Seris could feel the excited tension bubbling off the crowd, visions of wealth, glory, and sanctioned violence floating like smog through the air. Qara continued.
“The tournament’s first challenge is a test of unarmed combat. Each challenger will compete in instant elimination rounds until ten potential champions remain. All ten will then enter the arena in simultaneous battle until one victor emerges. You fight for your king and empire. Do them no dishonour!”
A roar of anticipation carried across the crowd as Qara stepped from the stage. A flicker of something like distaste crossed her face but was quickly suppressed.

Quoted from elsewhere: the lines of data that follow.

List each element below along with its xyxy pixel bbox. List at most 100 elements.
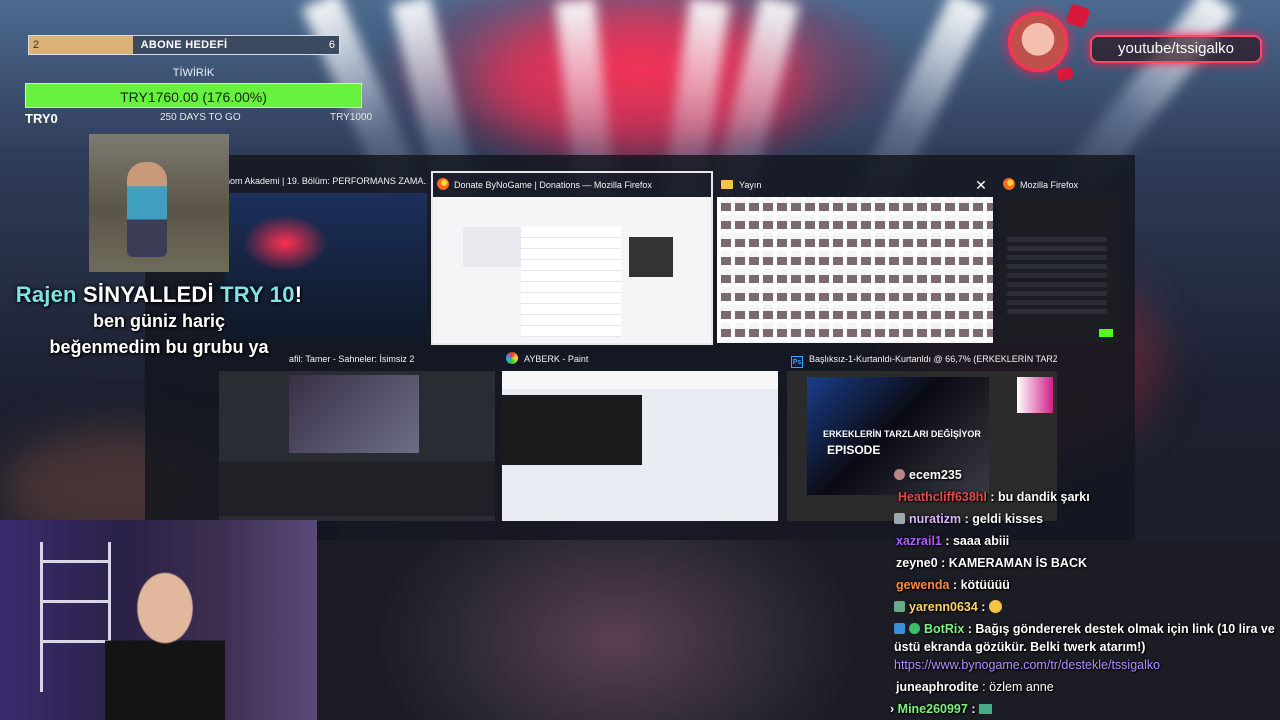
thumb-chat-lines <box>1007 237 1107 317</box>
thumb-list <box>521 227 621 337</box>
chat-text: : saaa abiii <box>941 534 1010 548</box>
window-thumbnail <box>717 197 993 343</box>
shelf <box>40 542 43 692</box>
chat-text: : kötüüüü <box>949 578 1010 592</box>
tip-goal-amount: TRY1760.00 (176.00%) <box>120 89 267 105</box>
chat-text: : geldi kisses <box>961 512 1044 526</box>
thumb-artboard-title: ERKEKLERİN TARZLARI DEĞİŞİYOR <box>823 429 981 439</box>
goal-title: ABONE HEDEFİ <box>140 39 228 51</box>
window-thumbnail <box>433 197 711 343</box>
bot-badge-icon <box>894 623 905 634</box>
chat-username: ecem235 <box>909 468 962 482</box>
badge-icon <box>894 513 905 524</box>
folder-icon <box>721 180 733 189</box>
window-titlebar: Ps Başlıksız-1-Kurtanldı-Kurtanldı @ 66,7… <box>787 347 1057 371</box>
tip-goal-days: 250 DAYS TO GO <box>160 112 241 123</box>
chat-text: : Bağış göndererek destek olmak için lin… <box>964 622 1275 636</box>
tip-goal-target: TRY1000 <box>330 112 373 123</box>
streamer <box>105 568 225 720</box>
emoji-icon <box>978 704 992 714</box>
window-titlebar: AYBERK - Paint <box>502 347 778 371</box>
chat-message: gewenda : kötüüüü <box>896 578 1010 592</box>
chat-username: nuratizm <box>909 512 962 526</box>
paint-icon <box>506 352 518 364</box>
alert-suffix: ! <box>294 282 303 307</box>
chat-message: BotRix : Bağış göndererek destek olmak i… <box>894 622 1275 636</box>
verified-badge-icon <box>909 623 920 634</box>
alert-message-line2: beğenmedim bu grubu ya <box>49 337 269 357</box>
channel-avatar <box>1008 12 1068 72</box>
chat-text: : bu dandik şarkı <box>986 490 1090 504</box>
window-title: Başlıksız-1-Kurtanldı-Kurtanldı @ 66,7% … <box>809 354 1057 364</box>
thumb-color-picker <box>1017 377 1053 413</box>
window-title: Yayın <box>739 180 762 190</box>
tip-goal-bar: TRY1760.00 (176.00%) <box>25 83 362 108</box>
shelf <box>40 640 110 643</box>
thumb-panel <box>463 227 523 267</box>
thumb-artboard-episode: EPISODE <box>827 443 881 457</box>
goal-max: 6 <box>328 39 335 51</box>
meme-person <box>127 162 167 257</box>
chat-username: zeyne0 <box>896 556 938 570</box>
shelf <box>40 600 110 603</box>
chat-message: Heathcliff638hl : bu dandik şarkı <box>898 490 1090 504</box>
chat-text: : <box>967 702 976 716</box>
window-obs[interactable]: afil: Tamer - Sahneler: İsimsiz 2 <box>219 347 495 521</box>
chat-text: : <box>977 600 986 614</box>
window-title: nom Akademi | 19. Bölüm: PERFORMANS ZAMA… <box>225 176 427 186</box>
chat-username: Heathcliff638hl <box>898 490 987 504</box>
thumb-toolbar <box>502 371 778 389</box>
donation-alert: Rajen SİNYALLEDİ TRY 10! ben güniz hariç… <box>0 282 318 360</box>
chat-link[interactable]: https://www.bynogame.com/tr/destekle/tss… <box>894 658 1160 672</box>
thumb-send <box>1099 329 1113 337</box>
window-paint[interactable]: AYBERK - Paint <box>502 347 778 521</box>
chat-message: yarenn0634 : <box>894 600 1002 614</box>
chat-message: juneaphrodite : özlem anne <box>896 680 1054 694</box>
chat-message: xazrail1 : saaa abiii <box>896 534 1009 548</box>
donation-meme-image <box>89 134 229 272</box>
donation-link[interactable]: https://www.bynogame.com/tr/destekle/tss… <box>894 658 1160 672</box>
chat-username: juneaphrodite <box>896 680 979 694</box>
alert-action: SİNYALLEDİ <box>83 282 214 307</box>
chevron-icon: › <box>890 702 895 716</box>
window-title: AYBERK - Paint <box>524 354 589 364</box>
window-thumbnail <box>999 197 1119 343</box>
chat-message: › Mine260997 : <box>890 702 992 716</box>
window-firefox-chat[interactable]: Mozilla Firefox <box>999 173 1119 343</box>
tip-goal-title: TİWİRİK <box>172 67 215 79</box>
webcam-feed <box>0 520 317 720</box>
shelf <box>40 560 110 563</box>
subscriber-goal-bar: 2 ABONE HEDEFİ 6 <box>28 35 340 55</box>
chat-text: üstü ekranda gözükür. Belki twerk atarım… <box>894 640 1146 654</box>
chat-username: gewenda <box>896 578 950 592</box>
window-titlebar: Yayın <box>717 173 993 197</box>
close-window-button[interactable]: ✕ <box>971 173 991 197</box>
alert-donor: Rajen <box>15 282 77 307</box>
window-titlebar: Mozilla Firefox <box>999 173 1119 197</box>
chat-username: BotRix <box>924 622 965 636</box>
alert-message-line1: ben güniz hariç <box>92 311 225 331</box>
thumb-preview <box>289 375 419 453</box>
window-yayin-explorer[interactable]: Yayın ✕ <box>717 173 993 343</box>
thumb-docks <box>219 461 495 516</box>
firefox-icon <box>437 178 449 190</box>
chat-message: ecem235 <box>894 468 962 482</box>
window-titlebar: Donate ByNoGame | Donations — Mozilla Fi… <box>433 173 711 197</box>
window-thumbnail <box>219 371 495 521</box>
firefox-icon <box>1003 178 1015 190</box>
chat-message-continued: üstü ekranda gözükür. Belki twerk atarım… <box>894 640 1145 654</box>
alert-amount: TRY 10 <box>220 282 295 307</box>
chat-text: : özlem anne <box>978 680 1054 694</box>
window-thumbnail <box>502 371 778 521</box>
chat-username: yarenn0634 <box>909 600 978 614</box>
chat-message: zeyne0 : KAMERAMAN İS BACK <box>896 556 1087 570</box>
emoji-icon <box>988 600 1002 613</box>
tip-goal-start: TRY0 <box>25 111 58 126</box>
chat-text: : KAMERAMAN İS BACK <box>937 556 1088 570</box>
badge-icon <box>894 601 905 612</box>
user-avatar-icon <box>894 469 905 480</box>
thumb-buttons <box>629 237 673 277</box>
chat-message: nuratizm : geldi kisses <box>894 512 1043 526</box>
youtube-handle: youtube/tssigalko <box>1090 35 1262 63</box>
window-donate-firefox[interactable]: Donate ByNoGame | Donations — Mozilla Fi… <box>431 171 713 345</box>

“Do we have to watch?” said Seris.
Forcing a cleric to watch people beating each other into comas was akin to forcing a scholar to watch a library go up in flames.
“It’s my duty to assess the competitors. You can sleep in the tent if you like. I mean, meditate.”
Seris felt a pang of guilt when he realised her offer was genuine. As he watched Qara diligently inking notes onto her schedule, Seris wondered briefly how well Qara had known Prince Valamon.
“I’ll stay with you,” said Seris. “I guess I should familiarise myself with my potential travel companions.”
Seris walked with Qara as she strode from platform to platform, observing the bouts through the steady rain. The audience around each ring cheered and booed in equal measure, and by noon, ten battered combatants remained.
As the final ten assembled on the central platform, Seris looked at the line-up with a sinking feeling. He tried not to be judgmental, but he was certain at least one of them had a name that ended in “the Barbarian”, and another appeared to be suppressing hysterical laughter. Seris’s gaze stopped on a slim figure near the end, wedged between a man with a compulsive wink and a woman who looked like she could kick over a rhinoceros.